Thursday, August 18, 2011

Dalih Burung Kesembilan


Seekor burung lain berkata pada Hudhud, “O burung termulia, aku hamba si jelita yang telah menguasai diriku dan membuat aku kehilangan pikiran. Bayangan wajahnya yang manis ialah pencuri di Jalan yang agung itu; dia telah membakar panenan hidupku, dan bila aku terpisah daripadanya, tak sejenak pun aku merasa tenteram. Karena hatiku menyala dengan gairah nafsu, aku pun tak tahu bagaimana aku dapat menempuh perjalanan ini. Aku harus melintasi lembah demi lembah dan menempuh seratus percobaan. Dapatkah aku diharapkan akan meninggalkan si jelita ini untuk pergi menempuh panas yang menghanguskan dan dingin yang pedih? Aku terlalu lemah untuk pergi tanpa dia; dan aku hanya debu di jalannya. Begitulah keadaanku. Apa dayaku?”
Hudhud menjawab, “Kau terikat pada apa yang tampak di mata saja, dan akibatnya, menderita dari kepala hingga kaki. Cinta berahi ialah suatu permainan. Cinta yang ditimbulkan oleh kecantikan yang sepintas dengan sendirinya cepat berlalu pula. Kau senantiasa membandingkan tubuh dari darah dan nafsu dengan keindahan bulan.
Apakah yang lebih buruk dari tubuh yang terjadi dari daging dan tulang-tulang? Keindahan sejati tersembunyi. Maka carilah itu, di dunia yang tak tampak di mata. Jika cadar yang menyembunyikan kerahasiaan ini dari pandangan matamu luruh, maka tak ada lagi yang tinggal di dunia ini. Segala bentuk yang kelihatan akan menjadi tak berarti.”

Cerita Kecil tentang Syabli

Seorang laki-laki datang mendapatkan Syabli pada suatu hari sambil menangis. Sufi itu bertanya padanya, mengapa menangis. “O Syaikh,” katanya, “aku mempunyai sahabat yang keindahannya membuat jiwaku sehijau ranting-ranting di musim semi. Kemarin, ia meninggal, dan aku pun mau mati pula rasanya karena duka.” Syabli berkata, “Kenapa kau bersedih? Sekian lama kau telah memilikinya sebagai sahabat. Kini pergilah dan cari sahabat lain, sahabat yang tak akan mati, maka tak akan ada lagi sebab yang membuat kau bersedih. Keterikatan akan sesuatu yang fana hanya akan mendatangkan duka.”

Saudagar Kaya

Seorang saudagar yang kaya akan barang-barang dan uang mempunyai sahaya perempuan yang manis bagaikan gula. Namun demikian, ia memutuskan pada suatu hari untuk menjualnya.

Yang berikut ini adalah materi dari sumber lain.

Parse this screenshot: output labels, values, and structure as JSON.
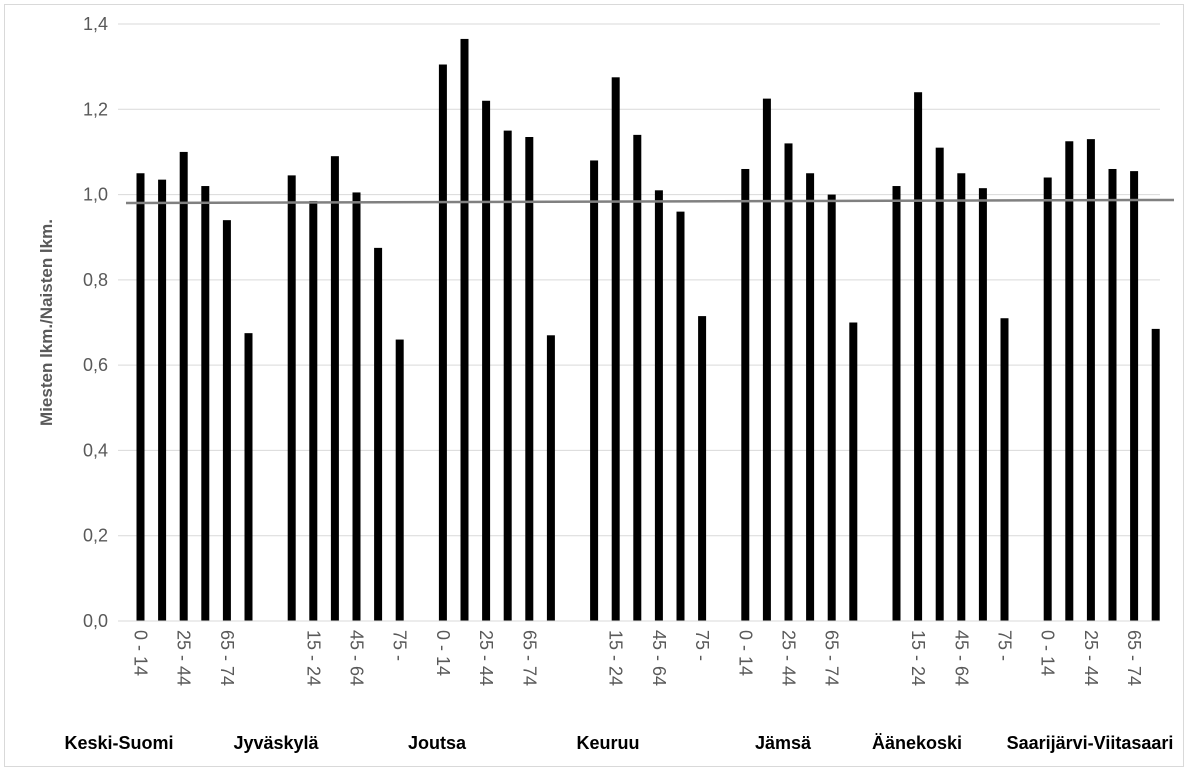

Tetapi sebentar saja ia pun mulai merasa kehilangan dia. Dalam kerinduannya, ia pun pergi ke pemiliknya yang baru dan memintanya agar melepaskan sahaya itu, lalu ia menawarkan seribu keping emas untuk menebusnya. Tetapi pemiliknya yang baru itu tak mau berpisah dari si sahaya. Maka saudagar itu pun keluar, dan dalam kebingungan katanya, “Ini salahku sendiri, karena telah menjahit bibir dan mataku; dalam kerakusanku aku telah menjual kekasihku seharga sekeping emas. Saat itu hari buruk bagiku ketika aku mendandaninya dengan pakaiannya yang terbagus dan membawanya ke pasar untuk kujual dengan keuntungan yang banyak.”
Setiap nafasmu, yang menakar hidupmu, ialah sebutir mutiara, dan setiap zarrah dirimu ialah penunjuk jalan kepada Tuhan. Berkah sahabat ini meliputi dirimu dari kepala hingga kaki. Jika kau benar-benar mengindahkan dia, bagaimana dapat kau menunjang perpisahan?

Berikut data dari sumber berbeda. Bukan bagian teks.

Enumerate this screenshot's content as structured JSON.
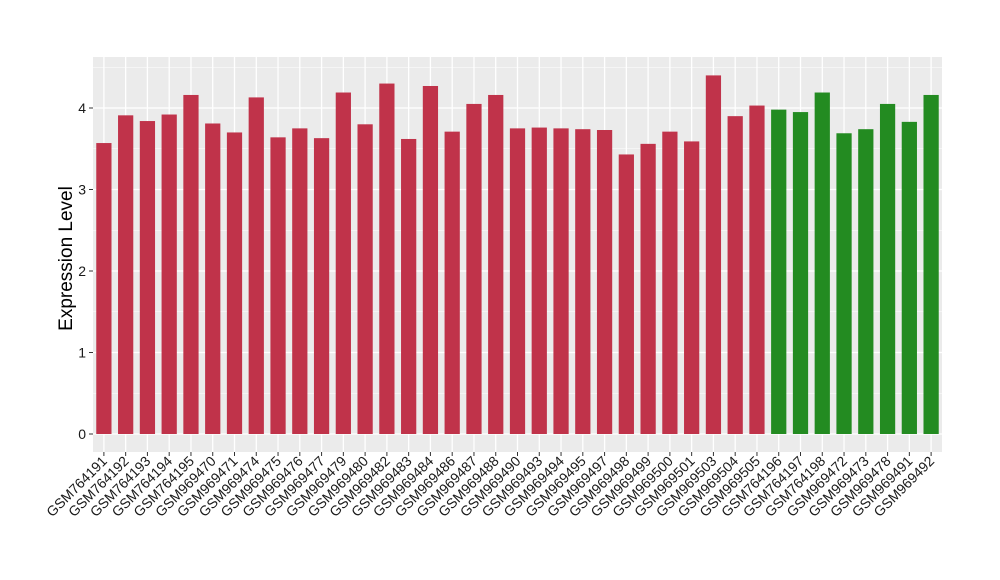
{
  "chart_data": {
    "type": "bar",
    "title": "",
    "xlabel": "",
    "ylabel": "Expression Level",
    "ylim": [
      0,
      4.6
    ],
    "yticks": [
      0,
      1,
      2,
      3,
      4
    ],
    "grid": true,
    "legend": "none",
    "colors": {
      "group1": "#c0334a",
      "group2": "#238b21",
      "panel": "#ebebeb",
      "grid": "#ffffff"
    },
    "categories": [
      "GSM764191",
      "GSM764192",
      "GSM764193",
      "GSM764194",
      "GSM764195",
      "GSM969470",
      "GSM969471",
      "GSM969474",
      "GSM969475",
      "GSM969476",
      "GSM969477",
      "GSM969479",
      "GSM969480",
      "GSM969482",
      "GSM969483",
      "GSM969484",
      "GSM969486",
      "GSM969487",
      "GSM969488",
      "GSM969490",
      "GSM969493",
      "GSM969494",
      "GSM969495",
      "GSM969497",
      "GSM969498",
      "GSM969499",
      "GSM969500",
      "GSM969501",
      "GSM969503",
      "GSM969504",
      "GSM969505",
      "GSM764196",
      "GSM764197",
      "GSM764198",
      "GSM969472",
      "GSM969473",
      "GSM969478",
      "GSM969491",
      "GSM969492"
    ],
    "values": [
      3.57,
      3.91,
      3.84,
      3.92,
      4.16,
      3.81,
      3.7,
      4.13,
      3.64,
      3.75,
      3.63,
      4.19,
      3.8,
      4.3,
      3.62,
      4.27,
      3.71,
      4.05,
      4.16,
      3.75,
      3.76,
      3.75,
      3.74,
      3.73,
      3.43,
      3.56,
      3.71,
      3.59,
      4.4,
      3.9,
      4.03,
      3.98,
      3.95,
      4.19,
      3.69,
      3.74,
      4.05,
      3.83,
      4.16
    ],
    "groups": [
      1,
      1,
      1,
      1,
      1,
      1,
      1,
      1,
      1,
      1,
      1,
      1,
      1,
      1,
      1,
      1,
      1,
      1,
      1,
      1,
      1,
      1,
      1,
      1,
      1,
      1,
      1,
      1,
      1,
      1,
      1,
      2,
      2,
      2,
      2,
      2,
      2,
      2,
      2
    ]
  }
}
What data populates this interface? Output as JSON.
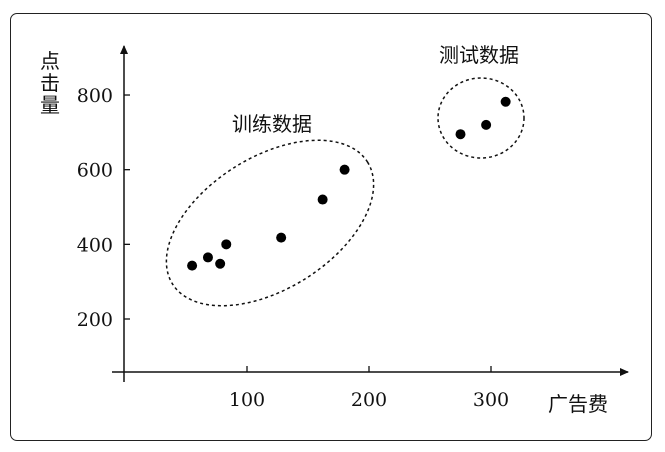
{
  "chart_data": {
    "type": "scatter",
    "xlabel": "广告费",
    "ylabel": "点击量",
    "xticks": [
      100,
      200,
      300
    ],
    "yticks": [
      200,
      400,
      600,
      800
    ],
    "series": [
      {
        "name": "训练数据",
        "points": [
          [
            55,
            343
          ],
          [
            68,
            365
          ],
          [
            78,
            348
          ],
          [
            83,
            400
          ],
          [
            128,
            418
          ],
          [
            162,
            520
          ],
          [
            180,
            600
          ]
        ]
      },
      {
        "name": "测试数据",
        "points": [
          [
            275,
            695
          ],
          [
            296,
            720
          ],
          [
            312,
            782
          ]
        ]
      }
    ],
    "grid": false
  }
}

Cerita Kecil tentang Hallaj

Ketika mereka hendak menusuknya dengan tombak, Hallaj hanya mengucapkan kata-kata ini, “Aku Tuhan.” Mereka potong tangan dan kakinya, hingga ia pun menjadi pucat karena kehilangan darah. Kemudian pergelangan tangannya yang sudah buntung itu ia usapkan ke wajahnya sambil berkata, “Tak perlu aku kelihatan pucat hari ini, karena jika demikian, mereka akan mengira bahwa aku takut. Akan kubuat mukaku merah sehingga apabila si orang terkutuk yang telah melaksanakan hukuman itu berpaling ke tiang gantungan, ia akan melihat bahwa aku seorang pemberani.’
Ia yang makan dan minum dalam bulan Juli bersama naga berkepala tujuh itu akan bernasib amat buruk dalam permainan demikian, tetapi tiang gantungan akan merupakan sesuatu yang amat tak berarti bagi dia.